Let $\alpha_i$ be a root of $f_i$ for all $i$. For each $i$, write $\alpha_i=\frac{\beta_i}{n_i}$, where $n_i \in \Bbb Z$ and $\beta_i$ is integral over $\Bbb Z$. Note that if $g_i$ is the minimal polynomial of $\beta_i$, then we have $g_i(x)=\pm f_i(n_ix)$. Now if $p$ is any prime not dividing any of the $n_i$, then we see that a splitting of $g_i$ into linear factors mod $p$ also gives a splitting of $f_i$ into linear factors mod $p$, so we replace $f_i$ with $g_i$ and assume wlog that all $f_i$ are monic and hence all the $\alpha_i$ are integral.
Consider the number field $K=\Bbb Q(\alpha_1, \dots, \alpha_n)$ and the order $\mathcal{O}:=\Bbb Z[\alpha_1, \dots, \alpha_n] \subset \mathcal{O}_K$. This order has a conductor $\mathfrak{c}$.

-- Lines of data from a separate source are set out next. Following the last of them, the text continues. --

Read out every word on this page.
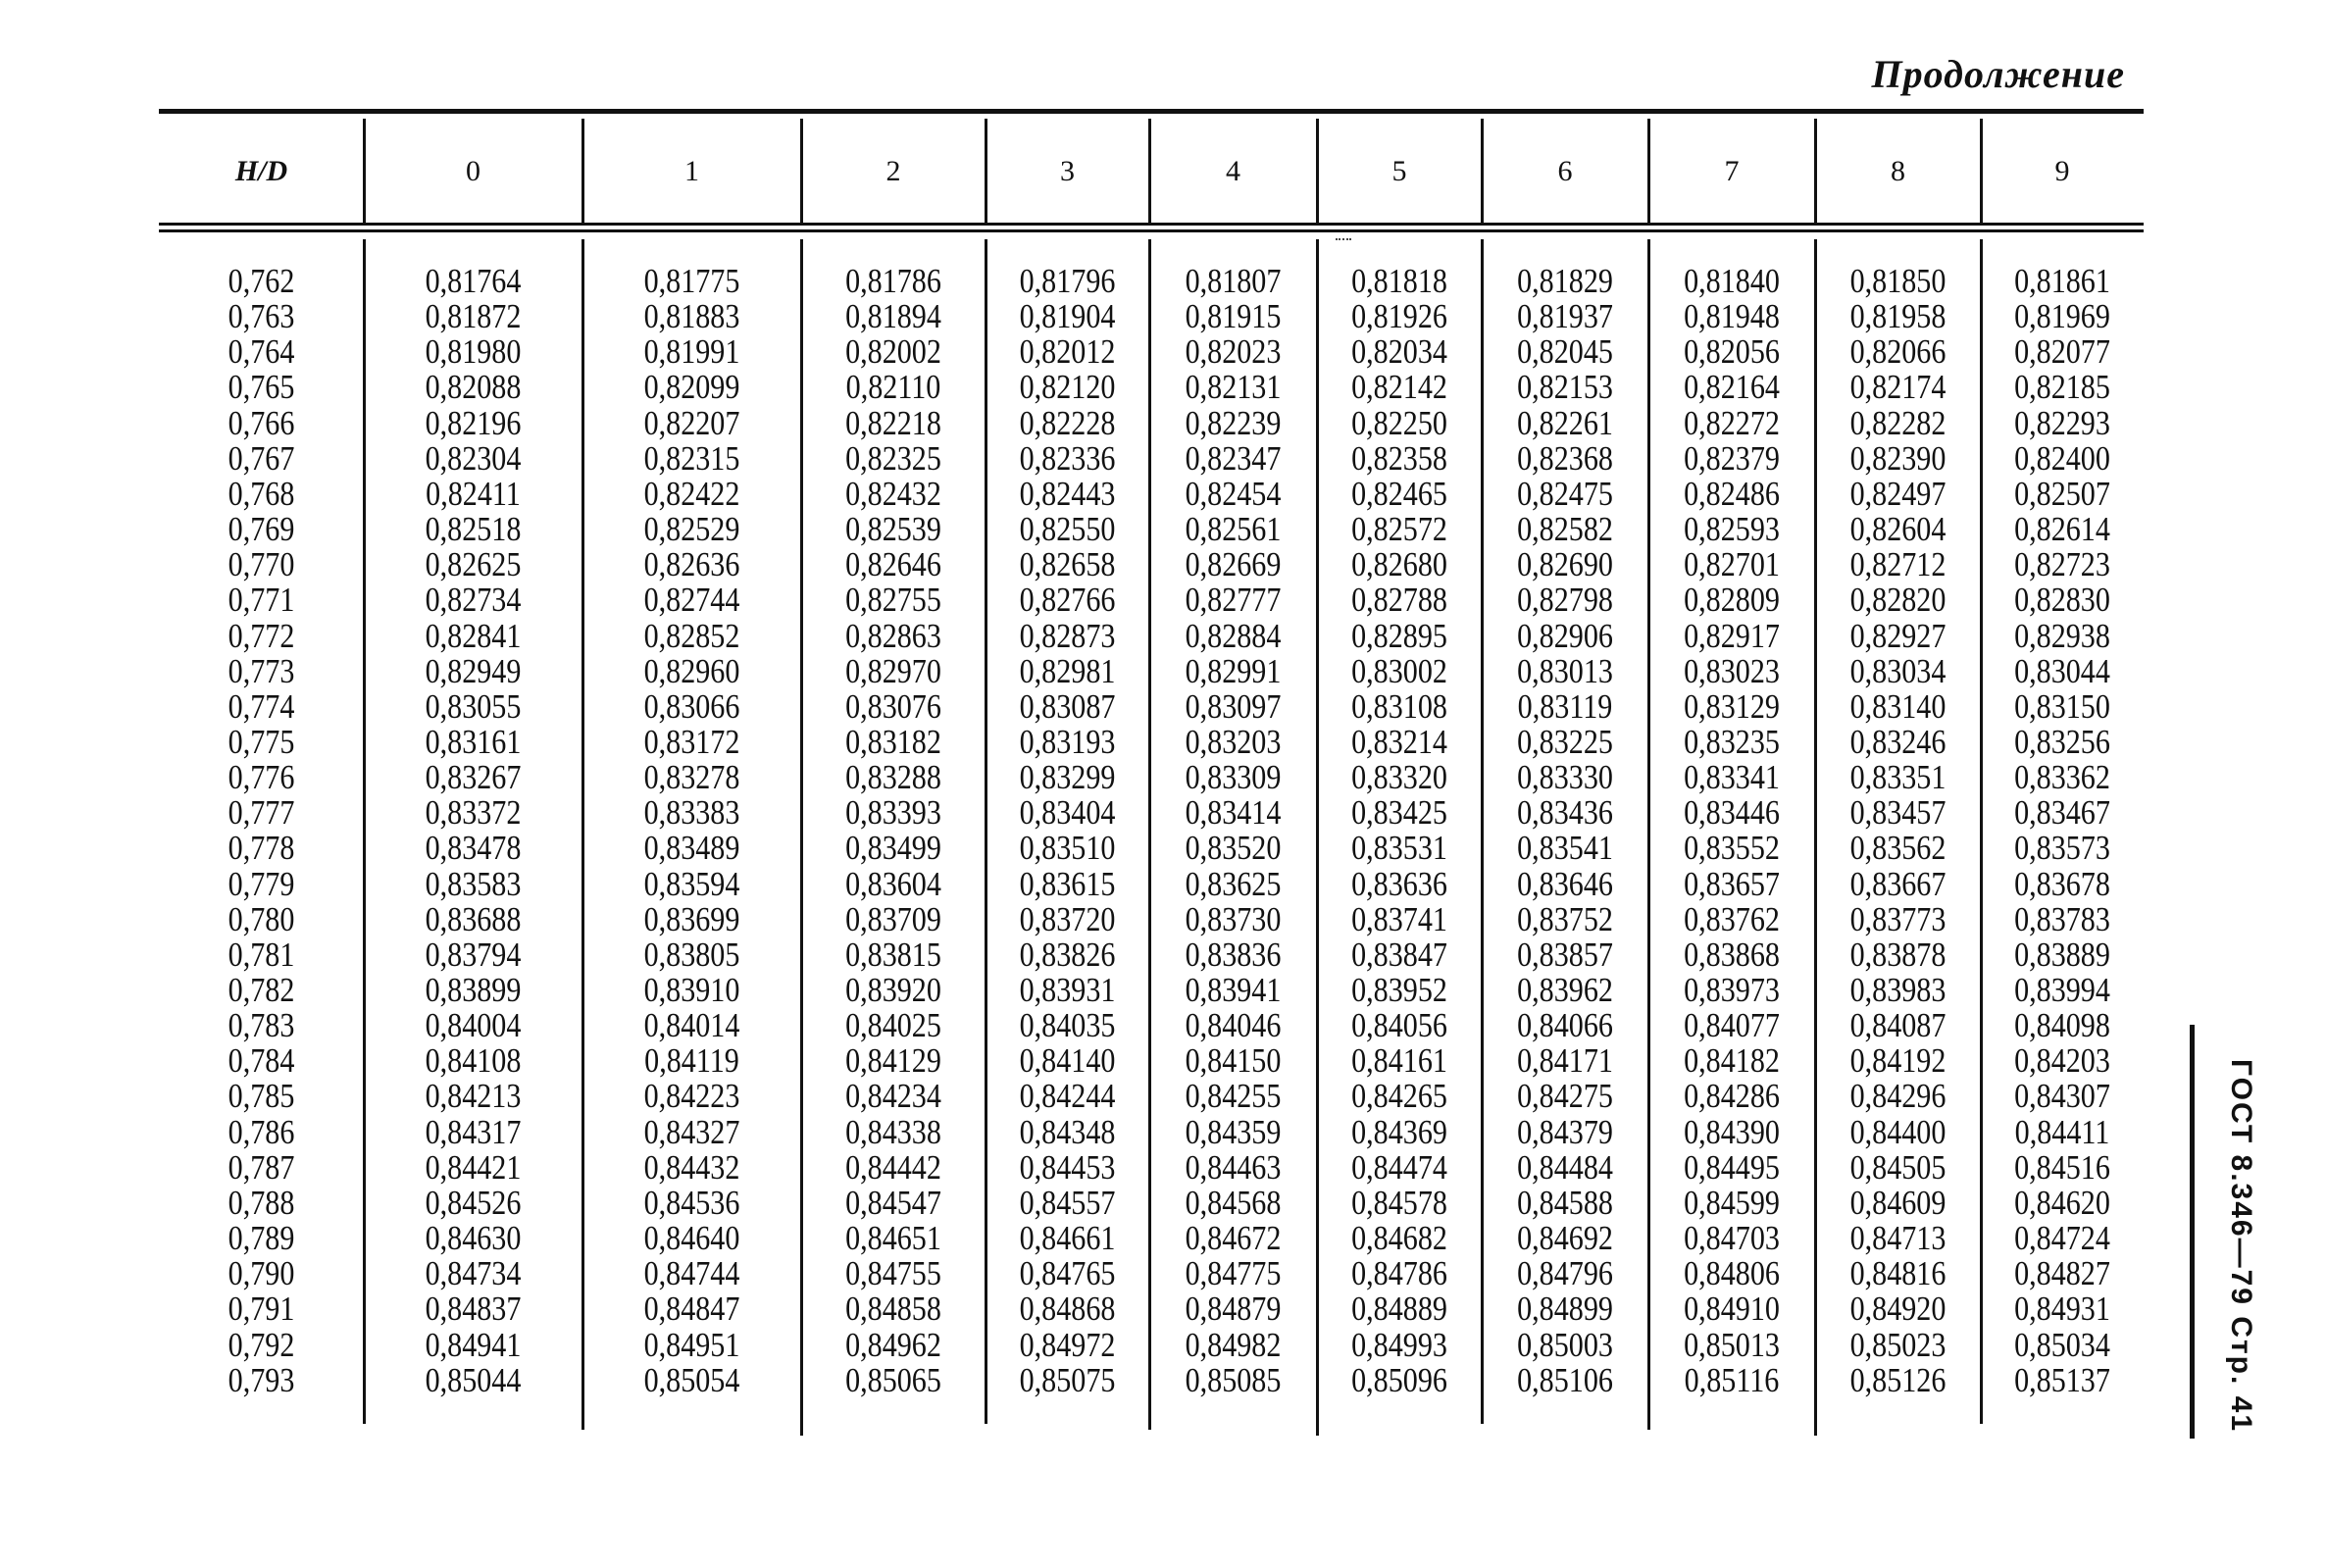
Продолжение
H/D	0	1	2	3	4	5	6	7	8	9
0,762	0,81764	0,81775	0,81786	0,81796	0,81807	0,81818	0,81829	0,81840	0,81850	0,81861
0,763	0,81872	0,81883	0,81894	0,81904	0,81915	0,81926	0,81937	0,81948	0,81958	0,81969
0,764	0,81980	0,81991	0,82002	0,82012	0,82023	0,82034	0,82045	0,82056	0,82066	0,82077
0,765	0,82088	0,82099	0,82110	0,82120	0,82131	0,82142	0,82153	0,82164	0,82174	0,82185
0,766	0,82196	0,82207	0,82218	0,82228	0,82239	0,82250	0,82261	0,82272	0,82282	0,82293
0,767	0,82304	0,82315	0,82325	0,82336	0,82347	0,82358	0,82368	0,82379	0,82390	0,82400
0,768	0,82411	0,82422	0,82432	0,82443	0,82454	0,82465	0,82475	0,82486	0,82497	0,82507
0,769	0,82518	0,82529	0,82539	0,82550	0,82561	0,82572	0,82582	0,82593	0,82604	0,82614
0,770	0,82625	0,82636	0,82646	0,82658	0,82669	0,82680	0,82690	0,82701	0,82712	0,82723
0,771	0,82734	0,82744	0,82755	0,82766	0,82777	0,82788	0,82798	0,82809	0,82820	0,82830
0,772	0,82841	0,82852	0,82863	0,82873	0,82884	0,82895	0,82906	0,82917	0,82927	0,82938
0,773	0,82949	0,82960	0,82970	0,82981	0,82991	0,83002	0,83013	0,83023	0,83034	0,83044
0,774	0,83055	0,83066	0,83076	0,83087	0,83097	0,83108	0,83119	0,83129	0,83140	0,83150
0,775	0,83161	0,83172	0,83182	0,83193	0,83203	0,83214	0,83225	0,83235	0,83246	0,83256
0,776	0,83267	0,83278	0,83288	0,83299	0,83309	0,83320	0,83330	0,83341	0,83351	0,83362
0,777	0,83372	0,83383	0,83393	0,83404	0,83414	0,83425	0,83436	0,83446	0,83457	0,83467
0,778	0,83478	0,83489	0,83499	0,83510	0,83520	0,83531	0,83541	0,83552	0,83562	0,83573
0,779	0,83583	0,83594	0,83604	0,83615	0,83625	0,83636	0,83646	0,83657	0,83667	0,83678
0,780	0,83688	0,83699	0,83709	0,83720	0,83730	0,83741	0,83752	0,83762	0,83773	0,83783
0,781	0,83794	0,83805	0,83815	0,83826	0,83836	0,83847	0,83857	0,83868	0,83878	0,83889
0,782	0,83899	0,83910	0,83920	0,83931	0,83941	0,83952	0,83962	0,83973	0,83983	0,83994
0,783	0,84004	0,84014	0,84025	0,84035	0,84046	0,84056	0,84066	0,84077	0,84087	0,84098
0,784	0,84108	0,84119	0,84129	0,84140	0,84150	0,84161	0,84171	0,84182	0,84192	0,84203
0,785	0,84213	0,84223	0,84234	0,84244	0,84255	0,84265	0,84275	0,84286	0,84296	0,84307
0,786	0,84317	0,84327	0,84338	0,84348	0,84359	0,84369	0,84379	0,84390	0,84400	0,84411
0,787	0,84421	0,84432	0,84442	0,84453	0,84463	0,84474	0,84484	0,84495	0,84505	0,84516
0,788	0,84526	0,84536	0,84547	0,84557	0,84568	0,84578	0,84588	0,84599	0,84609	0,84620
0,789	0,84630	0,84640	0,84651	0,84661	0,84672	0,84682	0,84692	0,84703	0,84713	0,84724
0,790	0,84734	0,84744	0,84755	0,84765	0,84775	0,84786	0,84796	0,84806	0,84816	0,84827
0,791	0,84837	0,84847	0,84858	0,84868	0,84879	0,84889	0,84899	0,84910	0,84920	0,84931
0,792	0,84941	0,84951	0,84962	0,84972	0,84982	0,84993	0,85003	0,85013	0,85023	0,85034
0,793	0,85044	0,85054	0,85065	0,85075	0,85085	0,85096	0,85106	0,85116	0,85126	0,85137	ГОСТ 8.346—79 Стр. 41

It's well-known that in every number field, there are infinitely many primes that split completely, this follows e.g. by applying the Cebotarev density theorem after passing to the normal closure. Of those infintely many primes $p$ that split completely in $K$, only finitely many are not coprime to the conductor $\mathfrak{c}$. For those that are coprime to the conductor, the factorization of $(p)$ in $\mathcal{O}_K$ and in $\mathcal O$ will have the same form. Thus for $p$ coprime to the conductor such that $(p)$ splits completely in $\mathcal{O}_K$, $p\mathcal{O}$ factors as $p\mathcal{O}=\mathfrak{p}_1 \cdot \ldots \cdot \mathfrak{p}_l$ for distinct prime ideals $\mathfrak{p}_1, \dots, \mathfrak{p}_l$. Thus the quotient is $\mathcal{O}/p\mathcal{O} \cong (\Bbb F_p)^l$ but we also have $\mathcal{O}/p\mathcal{O}=\Bbb Z[x_1, \dots, x_n]/(p,f_1(x_1), \dots, f_n(x_n))\cong \Bbb F_p[x_1, \dots, x_n]/(f_1(x_1), \dots, f_n(x_n)$, we see that this is only possible if all $f_i$ split completely in $\Bbb F_p$.